The LEDs support the following functions:
IOM Health | Power/Status LED State | Identification LED State |
Healthy | LED ON (Green) | - |
Faulted | LED ON (Amber) | - |
Identify | - | LED ON (Blue-blinking) |
The green LED behavior can be overridden to indicate fabric mismatch. In case there is a fabric mismatch, green LED will blink for 2.5 seconds and then stay lit.
Sled LED Behavior
The Sleds are inserted in the front of the chassis and contain an LED for Power/Status/Identification via Blue or Amber colors.
Figure 3: Current PowerEdge MX Sled Options
The Power/Status/Identification LED is on the top left highlighted in red.
The Power/Status/Identification (color is dependent on status) LED states for a sled device will be as follows:
Chassis manager firmware console
Sled Health | Power/Status/Identification LED State |
Off | LED_OFF |
Healthy | LED ON (Blue) |
Errors exist (System on/off) | LED ON (Amber-blinking) |
Identify | LED ON (Blue-blinking) |
Failsafe | LED ON (Amber-solid) |
For PowerEdge MX5016s (Figure 3), a cylindrical LED is also available marked with green highlight in the figure. Its behavior is as follows:
Mapping state | Cylinder LED on PowerEdge MX5016s |
Mapped to Compute that is powered ON | LED ON (Blinking) |
Unmapped | LED OFF |
All mapped compute sleds are off | LED OFF |
NOTE: It is unsafe to remove the PowerEdge MX5016s any time the LED is Blinking, as it is has active mappings to compute sleds that are powered on. To remove the PowerEdge MX5016s, either unmap storage from all compute sleds, or power down all compute sleds that are using this storage. See the User Guide for more information.
PSU LED Behavior
The Power Supply Units (PSUs) are inserted in the front of the chassis and utilize four LEDs: 3 on the front (figure below, left) and 1 in the back (figure below, right).

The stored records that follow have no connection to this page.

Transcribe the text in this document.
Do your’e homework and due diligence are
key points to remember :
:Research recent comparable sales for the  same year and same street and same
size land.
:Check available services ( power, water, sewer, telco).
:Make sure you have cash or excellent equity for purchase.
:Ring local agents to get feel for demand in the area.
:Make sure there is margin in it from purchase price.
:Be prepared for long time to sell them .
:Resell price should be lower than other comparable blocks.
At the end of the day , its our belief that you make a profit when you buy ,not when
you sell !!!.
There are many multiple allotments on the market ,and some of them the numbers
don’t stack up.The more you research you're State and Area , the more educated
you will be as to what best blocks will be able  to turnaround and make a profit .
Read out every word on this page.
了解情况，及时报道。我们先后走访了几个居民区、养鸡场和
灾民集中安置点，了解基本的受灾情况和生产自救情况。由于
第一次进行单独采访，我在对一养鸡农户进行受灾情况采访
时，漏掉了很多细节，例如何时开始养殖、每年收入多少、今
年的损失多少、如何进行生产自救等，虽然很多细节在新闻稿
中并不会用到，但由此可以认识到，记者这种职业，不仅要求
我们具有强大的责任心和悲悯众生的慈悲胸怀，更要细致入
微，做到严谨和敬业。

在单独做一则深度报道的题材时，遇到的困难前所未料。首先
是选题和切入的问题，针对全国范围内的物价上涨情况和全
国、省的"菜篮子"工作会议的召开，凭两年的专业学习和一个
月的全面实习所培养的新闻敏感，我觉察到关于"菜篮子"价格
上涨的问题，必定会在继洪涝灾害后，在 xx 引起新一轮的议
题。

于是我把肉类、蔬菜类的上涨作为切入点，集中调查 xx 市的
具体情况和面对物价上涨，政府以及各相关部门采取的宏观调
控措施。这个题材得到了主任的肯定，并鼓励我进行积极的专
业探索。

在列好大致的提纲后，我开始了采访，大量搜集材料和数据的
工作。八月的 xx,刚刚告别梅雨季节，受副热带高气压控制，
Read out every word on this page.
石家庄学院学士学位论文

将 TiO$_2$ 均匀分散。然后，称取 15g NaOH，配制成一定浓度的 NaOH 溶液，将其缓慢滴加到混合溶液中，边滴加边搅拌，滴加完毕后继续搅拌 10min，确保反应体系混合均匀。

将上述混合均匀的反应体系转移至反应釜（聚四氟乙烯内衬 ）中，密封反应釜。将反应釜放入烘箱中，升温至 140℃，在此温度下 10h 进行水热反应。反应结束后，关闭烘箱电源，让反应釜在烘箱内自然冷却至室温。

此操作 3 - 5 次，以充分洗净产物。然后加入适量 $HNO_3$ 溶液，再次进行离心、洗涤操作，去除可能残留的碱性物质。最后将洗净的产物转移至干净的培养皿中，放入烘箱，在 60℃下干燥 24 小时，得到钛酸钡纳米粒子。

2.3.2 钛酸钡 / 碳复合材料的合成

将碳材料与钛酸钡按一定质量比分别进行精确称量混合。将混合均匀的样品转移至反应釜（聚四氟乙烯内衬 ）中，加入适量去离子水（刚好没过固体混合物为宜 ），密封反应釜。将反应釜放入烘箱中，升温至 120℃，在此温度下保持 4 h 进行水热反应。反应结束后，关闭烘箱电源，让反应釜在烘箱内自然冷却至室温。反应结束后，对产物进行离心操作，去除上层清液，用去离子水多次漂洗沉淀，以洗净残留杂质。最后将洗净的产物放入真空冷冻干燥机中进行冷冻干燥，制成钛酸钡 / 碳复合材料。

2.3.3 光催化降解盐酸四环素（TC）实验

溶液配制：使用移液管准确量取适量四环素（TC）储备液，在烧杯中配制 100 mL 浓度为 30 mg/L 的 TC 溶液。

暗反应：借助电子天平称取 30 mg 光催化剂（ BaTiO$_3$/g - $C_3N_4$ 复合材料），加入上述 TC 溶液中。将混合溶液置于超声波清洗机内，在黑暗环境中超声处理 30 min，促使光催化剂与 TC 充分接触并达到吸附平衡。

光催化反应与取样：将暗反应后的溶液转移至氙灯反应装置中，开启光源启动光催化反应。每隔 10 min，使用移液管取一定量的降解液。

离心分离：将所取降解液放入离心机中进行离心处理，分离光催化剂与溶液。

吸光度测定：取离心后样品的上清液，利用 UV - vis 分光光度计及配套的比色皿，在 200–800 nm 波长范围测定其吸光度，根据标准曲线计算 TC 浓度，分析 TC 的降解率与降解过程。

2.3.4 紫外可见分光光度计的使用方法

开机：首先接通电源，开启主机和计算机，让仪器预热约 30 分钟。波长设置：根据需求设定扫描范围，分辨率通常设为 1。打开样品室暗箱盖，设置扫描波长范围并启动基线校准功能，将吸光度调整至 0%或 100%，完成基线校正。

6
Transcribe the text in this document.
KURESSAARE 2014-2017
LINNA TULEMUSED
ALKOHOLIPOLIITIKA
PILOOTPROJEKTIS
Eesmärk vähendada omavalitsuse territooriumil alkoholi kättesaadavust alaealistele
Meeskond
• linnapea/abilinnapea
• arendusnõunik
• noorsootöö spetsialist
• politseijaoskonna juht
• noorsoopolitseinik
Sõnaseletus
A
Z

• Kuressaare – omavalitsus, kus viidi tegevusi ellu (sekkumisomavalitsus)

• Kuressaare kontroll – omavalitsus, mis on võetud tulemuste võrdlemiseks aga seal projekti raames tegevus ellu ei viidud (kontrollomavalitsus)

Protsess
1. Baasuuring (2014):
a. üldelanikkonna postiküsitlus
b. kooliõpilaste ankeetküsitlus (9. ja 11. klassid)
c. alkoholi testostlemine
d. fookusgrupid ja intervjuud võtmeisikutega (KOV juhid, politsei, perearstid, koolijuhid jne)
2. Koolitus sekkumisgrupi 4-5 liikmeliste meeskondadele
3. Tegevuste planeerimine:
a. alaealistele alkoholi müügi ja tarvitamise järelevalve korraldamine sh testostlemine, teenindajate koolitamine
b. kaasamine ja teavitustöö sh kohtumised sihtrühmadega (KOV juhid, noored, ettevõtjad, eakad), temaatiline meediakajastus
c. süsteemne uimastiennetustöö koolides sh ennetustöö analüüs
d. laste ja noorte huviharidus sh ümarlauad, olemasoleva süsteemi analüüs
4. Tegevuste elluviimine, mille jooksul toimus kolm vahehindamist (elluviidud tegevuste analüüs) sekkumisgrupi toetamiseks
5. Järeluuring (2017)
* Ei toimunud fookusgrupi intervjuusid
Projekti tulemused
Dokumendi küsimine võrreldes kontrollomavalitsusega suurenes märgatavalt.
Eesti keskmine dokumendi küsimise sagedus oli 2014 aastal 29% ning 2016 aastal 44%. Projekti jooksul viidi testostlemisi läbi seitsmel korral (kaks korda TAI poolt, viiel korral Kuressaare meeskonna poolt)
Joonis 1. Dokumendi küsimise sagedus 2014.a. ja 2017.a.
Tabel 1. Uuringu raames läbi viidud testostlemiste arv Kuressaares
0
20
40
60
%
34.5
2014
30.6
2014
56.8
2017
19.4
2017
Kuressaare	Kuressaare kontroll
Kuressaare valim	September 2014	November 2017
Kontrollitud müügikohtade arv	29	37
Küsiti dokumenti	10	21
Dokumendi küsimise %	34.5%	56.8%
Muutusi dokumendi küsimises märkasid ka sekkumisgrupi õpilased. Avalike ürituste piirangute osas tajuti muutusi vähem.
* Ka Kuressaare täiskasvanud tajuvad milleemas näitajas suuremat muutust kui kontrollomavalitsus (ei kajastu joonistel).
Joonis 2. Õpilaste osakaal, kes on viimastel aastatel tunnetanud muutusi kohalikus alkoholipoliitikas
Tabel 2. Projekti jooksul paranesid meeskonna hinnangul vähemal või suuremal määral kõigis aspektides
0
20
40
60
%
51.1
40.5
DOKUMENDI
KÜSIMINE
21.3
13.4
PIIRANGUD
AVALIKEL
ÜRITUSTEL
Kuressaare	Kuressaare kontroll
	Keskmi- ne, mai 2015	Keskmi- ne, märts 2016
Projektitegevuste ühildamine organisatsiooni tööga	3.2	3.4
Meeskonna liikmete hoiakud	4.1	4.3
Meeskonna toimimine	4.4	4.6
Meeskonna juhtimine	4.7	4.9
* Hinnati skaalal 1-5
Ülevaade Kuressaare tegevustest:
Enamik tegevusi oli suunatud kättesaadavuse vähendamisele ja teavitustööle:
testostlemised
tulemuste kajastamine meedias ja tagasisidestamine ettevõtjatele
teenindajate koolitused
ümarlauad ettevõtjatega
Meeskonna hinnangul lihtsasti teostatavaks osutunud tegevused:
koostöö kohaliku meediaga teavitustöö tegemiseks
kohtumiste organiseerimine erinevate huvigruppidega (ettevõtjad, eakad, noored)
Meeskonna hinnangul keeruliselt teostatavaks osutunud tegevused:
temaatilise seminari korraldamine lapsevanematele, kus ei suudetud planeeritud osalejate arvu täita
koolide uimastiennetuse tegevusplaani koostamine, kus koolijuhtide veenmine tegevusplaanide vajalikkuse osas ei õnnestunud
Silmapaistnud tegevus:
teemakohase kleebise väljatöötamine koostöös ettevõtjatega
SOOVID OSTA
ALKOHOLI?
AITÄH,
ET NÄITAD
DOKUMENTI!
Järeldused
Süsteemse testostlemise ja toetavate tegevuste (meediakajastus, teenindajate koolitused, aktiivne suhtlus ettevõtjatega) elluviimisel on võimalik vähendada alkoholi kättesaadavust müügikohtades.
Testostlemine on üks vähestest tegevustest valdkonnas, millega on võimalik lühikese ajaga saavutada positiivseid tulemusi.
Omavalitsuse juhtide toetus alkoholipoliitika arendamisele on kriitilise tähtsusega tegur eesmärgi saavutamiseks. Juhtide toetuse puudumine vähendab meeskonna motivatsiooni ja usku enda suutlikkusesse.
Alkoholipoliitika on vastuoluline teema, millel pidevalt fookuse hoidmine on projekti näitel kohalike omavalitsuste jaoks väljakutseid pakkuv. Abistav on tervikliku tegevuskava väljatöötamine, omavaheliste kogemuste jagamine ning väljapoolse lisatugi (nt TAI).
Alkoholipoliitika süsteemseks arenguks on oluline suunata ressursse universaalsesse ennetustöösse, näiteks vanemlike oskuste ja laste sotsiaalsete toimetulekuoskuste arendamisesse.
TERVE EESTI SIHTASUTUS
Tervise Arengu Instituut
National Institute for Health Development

Figure 4 - Front and Rear PSU LEDs
The PSU LED states are as follows:
PSU State | Health LED (Front) | AC Present (Front) | DC Present (Front) | AC Present (Rear) |
Healthy | LED ON (Green) | LED ON | LED ON | LED ON |
Faulted | LED ON (Amber) | - | - | - |
On the front of the PSU, if the AC Present LED is illuminated, then AC is detected and within tolerance. If the DC Present LED is illuminated, then the PSU is supplying DC to the chassis. The AC Present LED on the rear of the chassis, when illuminated, indicates that AC is detected.
FAN LED Behavior
The Fans are inserted in the front and the back of the chassis (Figure 8) and contain one LED: Power/Status LED (Green or Amber).
Figure 6 – Front Fans Power/Status LED
Figure 7 – Rear Fans Power/Status LED
The Power/Status/Identification (color is dependent on status) LED states will be as follows:
Fan Health | Power/Status LED State |
Off | LED_OFF |
Healthy | LED ON (Green) |
Fault | LED ON (Amber-blinking) |
Firmware Update in Progress | LED ON (Green-blinking) |
Conclusion: A thorough understanding of the physical LED status can ensure efficient health status and provide feedback for timely troubleshooting. The PowerEdge MX management module, compute sleds, storage sleds, IO Modules, power supply, and fans, each have LED state indicators that deliver identification on specific features.